About Marina Randall

marina on the wheel

My roots are in Africa. I grew up in the Western Cape and spent my childhood among a wonderful proliferation of plants and animals which inhabit an amazingly diverse landscape, from the rugged bays of the coast to the rolling hills of the winelands, all presided over by the imposing presence of Table Mountain. Not surprising, then, that a love of nature and natural forms inspires my work.

My father was a painter and my mother was a photographer and potter. They both loved nature and I have fond memories of early morning expeditions to the beach to collect nautilus shells fresh from the sea. I first worked as a graphic artist in Cape Town but I was lucky enough to have the opportunity to travel extensively  through southern Africa and to learn the skills of the safari guide.

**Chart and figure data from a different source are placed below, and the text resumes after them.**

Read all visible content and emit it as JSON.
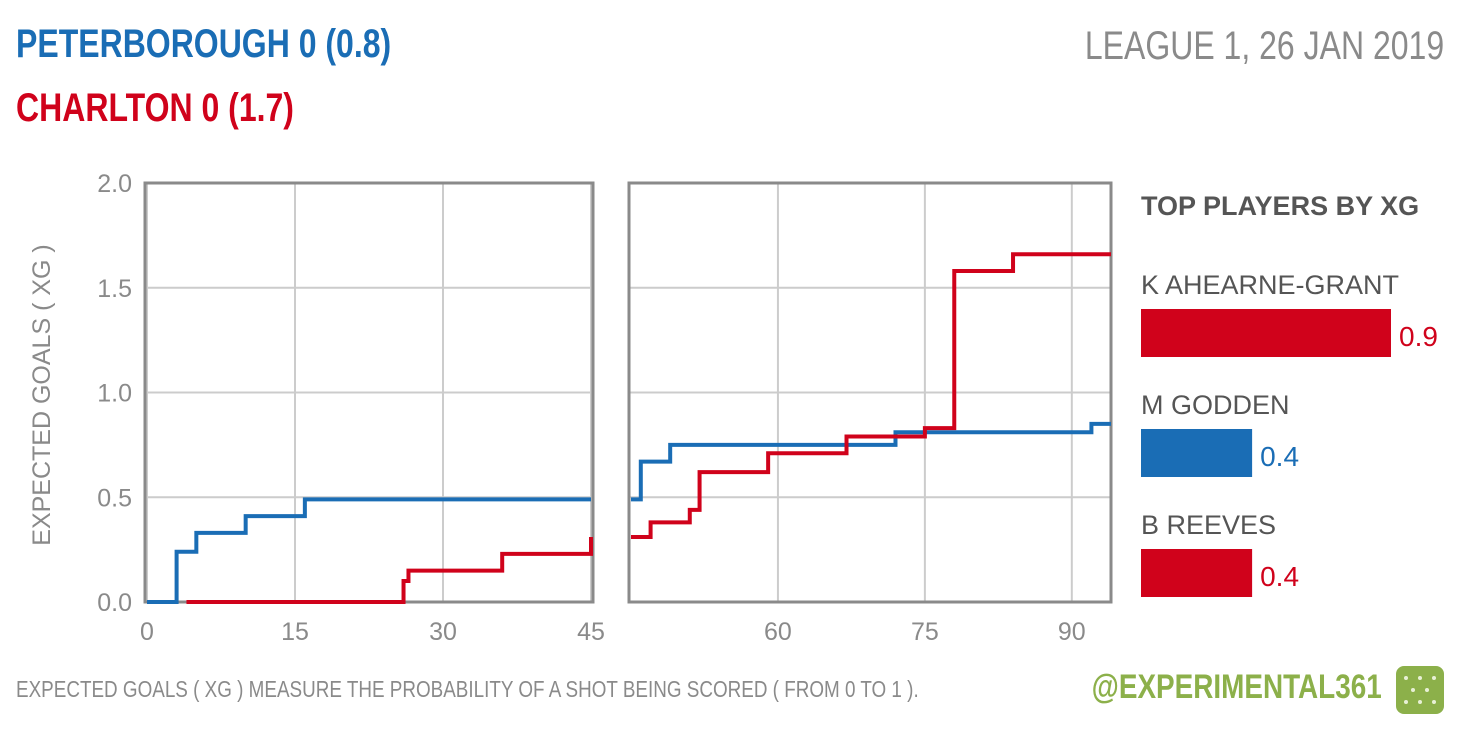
{
  "header": {
    "home_line": "PETERBOROUGH  0  (0.8)",
    "away_line": "CHARLTON  0  (1.7)",
    "competition": "LEAGUE 1, 26 JAN 2019"
  },
  "footer": {
    "note": "EXPECTED GOALS ( XG ) MEASURE THE PROBABILITY  OF A SHOT BEING SCORED ( FROM 0 TO 1 ).",
    "handle": "@EXPERIMENTAL361"
  },
  "colors": {
    "home": "#1a6db5",
    "away": "#d0021b",
    "grid": "#cccccc",
    "frame": "#8a8a8a",
    "text": "#8a8a8a",
    "accent": "#8cb04a"
  },
  "chart_data": [
    {
      "type": "line",
      "step": true,
      "ylabel": "EXPECTED GOALS ( XG )",
      "ylim": [
        0,
        2
      ],
      "yticks": [
        "0.0",
        "0.5",
        "1.0",
        "1.5",
        "2.0"
      ],
      "grid": true,
      "panels": [
        {
          "xlim": [
            0,
            45
          ],
          "xticks": [
            0,
            15,
            30,
            45
          ]
        },
        {
          "xlim": [
            45,
            94
          ],
          "xticks": [
            60,
            75,
            90
          ]
        }
      ],
      "series": [
        {
          "name": "PETERBOROUGH",
          "color": "#1a6db5",
          "half1": [
            [
              0,
              0
            ],
            [
              3,
              0.24
            ],
            [
              5,
              0.33
            ],
            [
              10,
              0.41
            ],
            [
              16,
              0.49
            ],
            [
              45,
              0.49
            ]
          ],
          "half2": [
            [
              45,
              0.49
            ],
            [
              46,
              0.67
            ],
            [
              49,
              0.75
            ],
            [
              72,
              0.81
            ],
            [
              92,
              0.85
            ],
            [
              94,
              0.85
            ]
          ]
        },
        {
          "name": "CHARLTON",
          "color": "#d0021b",
          "half1": [
            [
              4,
              0
            ],
            [
              26,
              0.1
            ],
            [
              26.5,
              0.15
            ],
            [
              36,
              0.23
            ],
            [
              45,
              0.31
            ]
          ],
          "half2": [
            [
              45,
              0.31
            ],
            [
              47,
              0.38
            ],
            [
              51,
              0.44
            ],
            [
              52,
              0.62
            ],
            [
              59,
              0.71
            ],
            [
              67,
              0.79
            ],
            [
              73,
              0.79
            ],
            [
              75,
              0.83
            ],
            [
              78,
              1.58
            ],
            [
              84,
              1.66
            ],
            [
              94,
              1.66
            ]
          ]
        }
      ]
    },
    {
      "type": "bar",
      "orientation": "horizontal",
      "title": "TOP PLAYERS BY XG",
      "categories": [
        "K AHEARNE-GRANT",
        "M GODDEN",
        "B REEVES"
      ],
      "values": [
        0.9,
        0.4,
        0.4
      ],
      "labels": [
        "0.9",
        "0.4",
        "0.4"
      ],
      "colors": [
        "#d0021b",
        "#1a6db5",
        "#d0021b"
      ],
      "xlim": [
        0,
        0.9
      ]
    }
  ]
}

I raised my family in England but never lost my love of the outdoors and of nature. I am fortunate to live in the Surrey Hills – said to be the most wooded part of Britain – where the landscape changes continually as the seasons progress, and I frequently come home from walking the dogs, laden with flowers, plants and leaves for use in my studio.

In my early work, I explored traditional African techniques, hand-coiling clay pots, burnishing with pebbles, then pit-firing them using organic materials to achieve serendipitous textures and earthy colours. I continued the African theme when I studied for my MA at UCA, using traditional sawdust firing where the pot surface captures the magical smoke patterns.

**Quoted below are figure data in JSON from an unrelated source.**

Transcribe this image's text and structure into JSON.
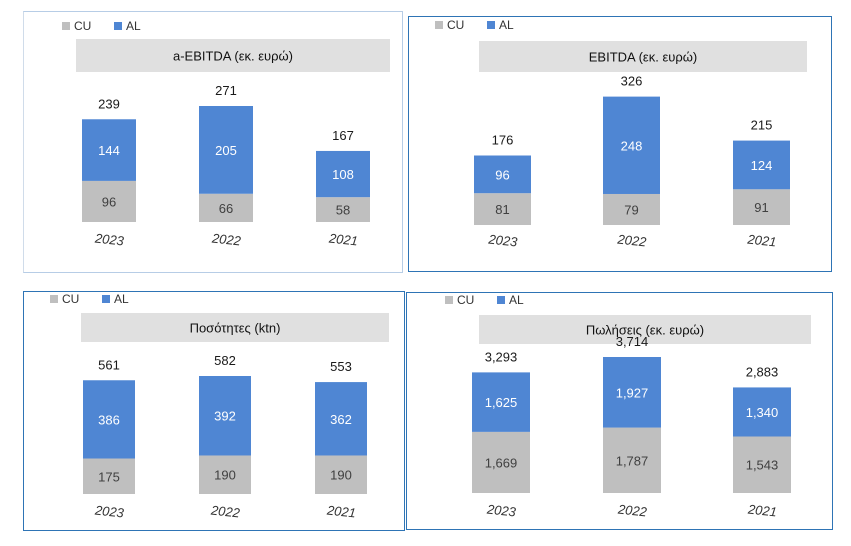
{
  "legend": {
    "cu_label": "CU",
    "al_label": "AL"
  },
  "colors": {
    "cu": "#bfbfbf",
    "al": "#4f86d3",
    "title_bar": "#e0e0e0",
    "border": "#2e74b5"
  },
  "chart_data": [
    {
      "type": "bar",
      "stacked": true,
      "title": "a-EBITDA (εκ. ευρώ)",
      "categories": [
        "2023",
        "2022",
        "2021"
      ],
      "series": [
        {
          "name": "CU",
          "values": [
            96,
            66,
            58
          ],
          "labels": [
            "96",
            "66",
            "58"
          ]
        },
        {
          "name": "AL",
          "values": [
            144,
            205,
            108
          ],
          "labels": [
            "144",
            "205",
            "108"
          ]
        }
      ],
      "totals": [
        239,
        271,
        167
      ],
      "total_labels": [
        "239",
        "271",
        "167"
      ]
    },
    {
      "type": "bar",
      "stacked": true,
      "title": "EBITDA (εκ. ευρώ)",
      "categories": [
        "2023",
        "2022",
        "2021"
      ],
      "series": [
        {
          "name": "CU",
          "values": [
            81,
            79,
            91
          ],
          "labels": [
            "81",
            "79",
            "91"
          ]
        },
        {
          "name": "AL",
          "values": [
            96,
            248,
            124
          ],
          "labels": [
            "96",
            "248",
            "124"
          ]
        }
      ],
      "totals": [
        176,
        326,
        215
      ],
      "total_labels": [
        "176",
        "326",
        "215"
      ]
    },
    {
      "type": "bar",
      "stacked": true,
      "title": "Ποσότητες (ktn)",
      "categories": [
        "2023",
        "2022",
        "2021"
      ],
      "series": [
        {
          "name": "CU",
          "values": [
            175,
            190,
            190
          ],
          "labels": [
            "175",
            "190",
            "190"
          ]
        },
        {
          "name": "AL",
          "values": [
            386,
            392,
            362
          ],
          "labels": [
            "386",
            "392",
            "362"
          ]
        }
      ],
      "totals": [
        561,
        582,
        553
      ],
      "total_labels": [
        "561",
        "582",
        "553"
      ]
    },
    {
      "type": "bar",
      "stacked": true,
      "title": "Πωλήσεις (εκ. ευρώ)",
      "categories": [
        "2023",
        "2022",
        "2021"
      ],
      "series": [
        {
          "name": "CU",
          "values": [
            1669,
            1787,
            1543
          ],
          "labels": [
            "1,669",
            "1,787",
            "1,543"
          ]
        },
        {
          "name": "AL",
          "values": [
            1625,
            1927,
            1340
          ],
          "labels": [
            "1,625",
            "1,927",
            "1,340"
          ]
        }
      ],
      "totals": [
        3293,
        3714,
        2883
      ],
      "total_labels": [
        "3,293",
        "3,714",
        "2,883"
      ]
    }
  ]
}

After my MA, I changed direction to explore imprinting techniques and extend my abilities with lustres, oxides and translucent glazes, and also developed a method of transforming individual leaves into porcelain.

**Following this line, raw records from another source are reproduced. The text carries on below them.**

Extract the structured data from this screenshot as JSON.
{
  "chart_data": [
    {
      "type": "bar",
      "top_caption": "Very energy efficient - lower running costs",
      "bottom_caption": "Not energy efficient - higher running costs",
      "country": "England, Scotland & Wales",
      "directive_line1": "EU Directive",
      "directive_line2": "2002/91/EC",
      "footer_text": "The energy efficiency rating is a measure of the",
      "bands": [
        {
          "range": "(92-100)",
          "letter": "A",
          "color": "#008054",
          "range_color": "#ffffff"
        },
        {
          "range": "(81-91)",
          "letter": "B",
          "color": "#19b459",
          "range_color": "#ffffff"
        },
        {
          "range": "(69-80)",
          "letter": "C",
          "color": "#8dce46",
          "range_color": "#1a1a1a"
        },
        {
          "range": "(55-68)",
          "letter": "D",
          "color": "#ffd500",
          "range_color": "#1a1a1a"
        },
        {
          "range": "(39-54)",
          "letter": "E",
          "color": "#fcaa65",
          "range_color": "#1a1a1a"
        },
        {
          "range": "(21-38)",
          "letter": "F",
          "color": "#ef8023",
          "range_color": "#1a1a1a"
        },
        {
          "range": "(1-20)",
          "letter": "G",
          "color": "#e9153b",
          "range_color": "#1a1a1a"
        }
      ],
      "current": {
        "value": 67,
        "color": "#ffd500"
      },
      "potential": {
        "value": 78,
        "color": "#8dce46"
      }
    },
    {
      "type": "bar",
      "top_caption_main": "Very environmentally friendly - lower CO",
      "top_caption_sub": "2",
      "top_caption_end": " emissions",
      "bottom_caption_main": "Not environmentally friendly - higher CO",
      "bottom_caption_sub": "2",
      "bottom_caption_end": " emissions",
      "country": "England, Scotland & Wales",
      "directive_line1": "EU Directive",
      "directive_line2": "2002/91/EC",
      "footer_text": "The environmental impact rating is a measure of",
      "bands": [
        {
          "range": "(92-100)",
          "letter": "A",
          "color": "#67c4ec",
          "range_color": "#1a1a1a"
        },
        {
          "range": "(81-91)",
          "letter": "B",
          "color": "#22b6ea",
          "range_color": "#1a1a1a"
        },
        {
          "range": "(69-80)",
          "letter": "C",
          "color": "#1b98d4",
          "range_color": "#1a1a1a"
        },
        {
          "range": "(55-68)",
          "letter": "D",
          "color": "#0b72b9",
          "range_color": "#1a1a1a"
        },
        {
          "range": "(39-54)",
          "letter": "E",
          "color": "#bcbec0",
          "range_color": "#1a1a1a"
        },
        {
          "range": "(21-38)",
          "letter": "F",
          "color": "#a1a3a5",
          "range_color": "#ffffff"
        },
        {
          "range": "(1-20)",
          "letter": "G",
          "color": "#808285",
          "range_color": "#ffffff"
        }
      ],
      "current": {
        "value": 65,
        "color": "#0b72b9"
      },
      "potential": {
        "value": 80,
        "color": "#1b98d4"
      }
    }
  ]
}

Nature does not draw straight lines and is rarely symmetrical, so my work is generally quite organic and always hand-crafted, each piece unique in its own way. I particularly love combining clay – that comes from the earth – with plants that grow out of the earth to produce something that captures the qualities of both and transfers the transient structures of the plants into lasting impressions and permanent shapes.

My love of the part of the southern African coast known as Wilderness inspires many of the slip-decorated pots I produce. This has led me to develop vessels with semi-abstract landscape designs.

My work is always changing; exploring different styles and techniques is part of the immense joy I get from working with clay.